Амелия не признавала соперничества. Она была выше этого. Подшивая к балеткам ленточки вместо клевания носом на уроке химии, она рассуждала:
– В каждом изначально заложен некий потенциал дерьма. Кто-то выходит в ноль, проживая жизнь честно, кто-то приумножает.
– А мы?
– Мы прячемся за кулисами.
Она отрезала нитку, втыкала иглу в катушку и, посасывая уколотый палец, досадовала:
– Жаль, канифоли, чтобы притереться к жизни, не существует.
Прощаясь после занятий, Амелия густо мазала губы цветным бальзамом и оставляла след на щеке подруги. Как Мона. Соне становилось не по себе. Впрыгнув в вагон метро, она вынимала складное зеркальце и смазывала непрошенную печать отличия, покуда суровые боги танца не отняли силы у Амелии и не прибавили их ей.
Идя по стопам тёти, Соня знала: она – фигляр; хамелеон, способный лишь повторять и притворяться. Мона готовила племянницу под себя, как готовят мумию для загробной жизни; как избранное тело для реинкарнации, а для этого сперва полагается изгнать душу носителя. Соня – её глиняный голем, её аватар. Смоляное чучелко, которое оживёт, став частью балетной труппы.
Под гнетом возложенной миссии она училась, переходила в старшие классы; работала до изнеможения у станка, выходила на сцену; скучала по Азизу, дружила с Амелией, а в груди у неё разрастался айсберг.
– Подожди, вот когда влюбишься, мир заиграет новыми красками, – подбадривала её Амелия, выжимая трико над раковиной.
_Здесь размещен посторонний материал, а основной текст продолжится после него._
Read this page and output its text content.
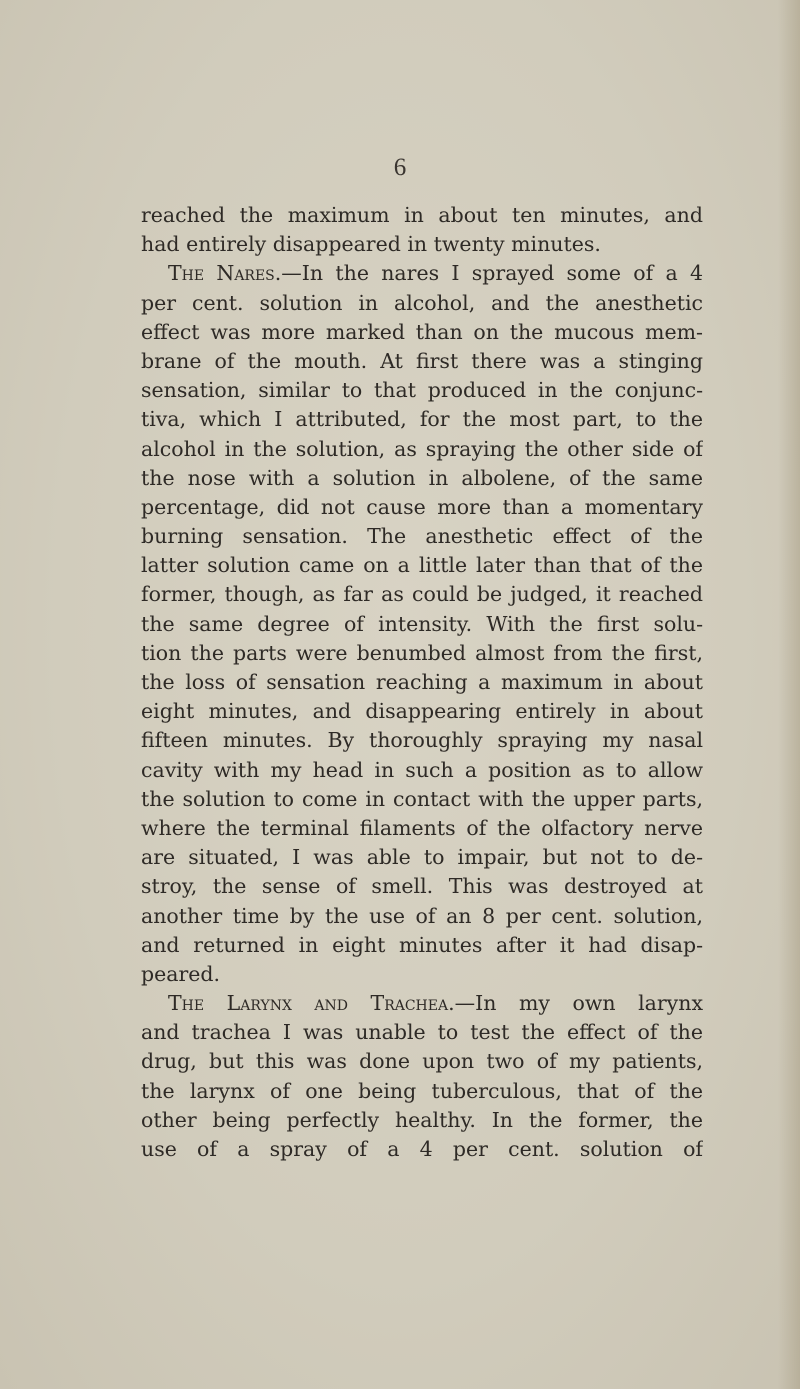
6
reached the maximum in about ten minutes, and
had entirely disappeared in twenty minutes.
The Nares.—In the nares I sprayed some of a 4
per cent. solution in alcohol, and the anesthetic
effect was more marked than on the mucous mem-
brane of the mouth. At first there was a stinging
sensation, similar to that produced in the conjunc-
tiva, which I attributed, for the most part, to the
alcohol in the solution, as spraying the other side of
the nose with a solution in albolene, of the same
percentage, did not cause more than a momentary
burning sensation. The anesthetic effect of the
latter solution came on a little later than that of the
former, though, as far as could be judged, it reached
the same degree of intensity. With the first solu-
tion the parts were benumbed almost from the first,
the loss of sensation reaching a maximum in about
eight minutes, and disappearing entirely in about
fifteen minutes. By thoroughly spraying my nasal
cavity with my head in such a position as to allow
the solution to come in contact with the upper parts,
where the terminal filaments of the olfactory nerve
are situated, I was able to impair, but not to de-
stroy, the sense of smell. This was destroyed at
another time by the use of an 8 per cent. solution,
and returned in eight minutes after it had disap-
peared.
The Larynx and Trachea.—In my own larynx
and trachea I was unable to test the effect of the
drug, but this was done upon two of my patients,
the larynx of one being tuberculous, that of the
other being perfectly healthy. In the former, the
use of a spray of a 4 per cent. solution of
Она стирала форму между занятиями, завернувшись в пыльный гимнастический коврик. На внутренней поверхности бёдер ее кожи не касался загар – как у оленя.
– Ошибаешься, – отвечала Соня. – Со мной подобного не случится. Мне не из чего генерировать любовь.
К десятому классу в шкафу раздевалки висело пять репетиционных шопенок из девяти, разной степени застиранности. Места стало больше, смеха и разговоров меньше. У Сони трижды за год наступали женские дни, но так неудачно, что выпадали на репетиции. Приходилось заниматься в чёрных шортиках поверх купальника; все видели и понимали, почему, и от стыда она мечтала самовозгореться посреди зала, и чтобы никто не смог её потушить.